Unveiled on the first day of the AI Safety Summit, the initiative will include investment in post-graduate AI research skills in Nigeria.

It would aim to contribute towards at least eight AI laboratories at African universities, seeking to help make countries across the continent “influential in the worldwide conversation on AI,” the department said.

The UK has pledged £38 million, while Canada’s International Development Research Centre has committed £20.5 million and the Bill and Melinda Gates Foundation has pledged £24.7 million.

The group will co-ordinate with both African partners and tech companies including Microsoft to build a shared vision for AI development, the Foreign Office said.

The plans will be announced at the Government’s AI summit in Bletchley Park, where representatives from countries including China, Germany, France and the US are expected to gather from Wednesday.
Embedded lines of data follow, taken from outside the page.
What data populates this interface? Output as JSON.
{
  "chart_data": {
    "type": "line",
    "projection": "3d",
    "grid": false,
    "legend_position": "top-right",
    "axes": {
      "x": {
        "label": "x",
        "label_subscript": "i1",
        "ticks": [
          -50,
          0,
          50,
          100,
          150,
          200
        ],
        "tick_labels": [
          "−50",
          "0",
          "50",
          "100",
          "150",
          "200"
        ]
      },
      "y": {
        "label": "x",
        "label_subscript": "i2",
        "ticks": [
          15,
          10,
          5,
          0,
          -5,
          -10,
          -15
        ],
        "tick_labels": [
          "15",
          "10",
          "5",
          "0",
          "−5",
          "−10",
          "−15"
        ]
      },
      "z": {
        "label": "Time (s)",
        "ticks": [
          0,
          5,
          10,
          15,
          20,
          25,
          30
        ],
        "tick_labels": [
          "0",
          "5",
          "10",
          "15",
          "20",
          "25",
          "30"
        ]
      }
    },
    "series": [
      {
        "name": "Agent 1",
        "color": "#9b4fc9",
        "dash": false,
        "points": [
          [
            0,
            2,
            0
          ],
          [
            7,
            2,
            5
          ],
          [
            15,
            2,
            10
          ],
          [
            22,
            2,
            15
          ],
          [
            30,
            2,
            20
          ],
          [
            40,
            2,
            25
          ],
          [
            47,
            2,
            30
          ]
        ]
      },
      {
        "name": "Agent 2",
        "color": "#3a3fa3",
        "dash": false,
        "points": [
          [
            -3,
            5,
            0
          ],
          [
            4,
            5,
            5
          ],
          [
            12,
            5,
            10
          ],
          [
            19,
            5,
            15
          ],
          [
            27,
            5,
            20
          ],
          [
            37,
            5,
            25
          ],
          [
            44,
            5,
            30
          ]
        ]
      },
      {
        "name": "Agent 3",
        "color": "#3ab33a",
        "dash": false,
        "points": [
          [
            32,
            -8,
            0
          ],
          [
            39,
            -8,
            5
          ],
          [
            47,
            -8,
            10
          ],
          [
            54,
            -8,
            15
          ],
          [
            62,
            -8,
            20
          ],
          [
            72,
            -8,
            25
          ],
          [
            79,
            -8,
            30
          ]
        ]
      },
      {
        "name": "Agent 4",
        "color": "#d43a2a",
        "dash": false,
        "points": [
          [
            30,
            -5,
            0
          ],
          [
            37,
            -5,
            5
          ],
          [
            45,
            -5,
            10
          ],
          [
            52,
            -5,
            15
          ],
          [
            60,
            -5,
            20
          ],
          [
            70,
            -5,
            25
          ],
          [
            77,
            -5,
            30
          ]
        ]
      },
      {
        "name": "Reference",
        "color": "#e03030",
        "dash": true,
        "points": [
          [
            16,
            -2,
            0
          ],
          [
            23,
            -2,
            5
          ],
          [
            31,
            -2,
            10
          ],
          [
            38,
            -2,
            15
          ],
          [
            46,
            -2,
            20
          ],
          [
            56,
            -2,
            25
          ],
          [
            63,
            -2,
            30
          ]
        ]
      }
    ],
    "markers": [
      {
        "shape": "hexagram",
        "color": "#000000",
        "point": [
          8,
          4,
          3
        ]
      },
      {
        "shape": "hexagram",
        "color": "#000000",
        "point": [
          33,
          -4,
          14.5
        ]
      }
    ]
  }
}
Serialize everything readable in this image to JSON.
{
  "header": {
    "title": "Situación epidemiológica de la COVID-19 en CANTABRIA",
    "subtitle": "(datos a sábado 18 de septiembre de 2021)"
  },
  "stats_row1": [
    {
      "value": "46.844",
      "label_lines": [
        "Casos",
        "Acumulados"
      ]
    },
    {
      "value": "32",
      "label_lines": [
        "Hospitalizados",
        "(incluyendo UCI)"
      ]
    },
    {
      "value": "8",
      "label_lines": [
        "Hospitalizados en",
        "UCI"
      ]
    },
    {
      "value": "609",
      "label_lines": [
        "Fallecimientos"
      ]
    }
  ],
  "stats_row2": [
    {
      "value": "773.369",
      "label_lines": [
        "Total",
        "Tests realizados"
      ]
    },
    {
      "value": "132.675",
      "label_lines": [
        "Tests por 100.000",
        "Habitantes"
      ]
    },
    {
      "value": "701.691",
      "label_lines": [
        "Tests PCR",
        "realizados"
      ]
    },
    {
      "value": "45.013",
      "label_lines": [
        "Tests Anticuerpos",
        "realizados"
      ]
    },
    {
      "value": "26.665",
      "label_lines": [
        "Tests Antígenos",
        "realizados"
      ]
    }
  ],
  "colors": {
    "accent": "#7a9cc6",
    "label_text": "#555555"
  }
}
Heads of government including US President Joe Biden are not attending, but Downing Street has denied the event is being snubbed by world leaders.

Elon Musk
Elon Musk is believed to be attending the summit, though it is not clear if he will appear in person or virtually (Brian Lawless/PA)

It is understood Elon Musk will attend, though it is unclear if this will be in person or virtually.

Foreign Secretary James Cleverly said: “The transformative power of AI should have a global benefit. AI can change lives for the better around the world, including helping to develop new treatments for diseases and to tackle food insecurity.

“The AI for Development programme, alongside the AI Safety Summit hosted in Britain this week, is a testament to how we and our partners will use cutting-edge technology to create a more equitable and prosperous future.”

Eliud Owallo, Kenya’s cabinet secretary for information communications and digital economy, said: “This partnership will benefit all countries and ensure that developing countries are not left behind in the AI revolution.”

Paula Ingabire, Rwanda’s minister of information communication technology and innovation said: “This collaborative initiative is of paramount importance as it empowers African countries to become producers, not just consumers, in the AI revolution, ensuring that we are at the forefront of shaping our own future and driving sustainable progress across the continent.”

Mark Suzman, chief executive of the Bill & Melinda Gates Foundation said: “The commitments announced today underscore the importance of supporting locally-led innovation to ensure AI can be used by communities around the world as a powerful and equitable tool for good.”

Francois-Philippe Champagne, Canada’s minister of science, innovation and industry, said: “International collaboration is essential to ensure AI is used safely and responsibly around the world.

“Our Government makes a point of working with like-minded partners and innovators to harness the potential of AI for sustainable economic development, aligned with global efforts to develop and use AI safely and responsibly.”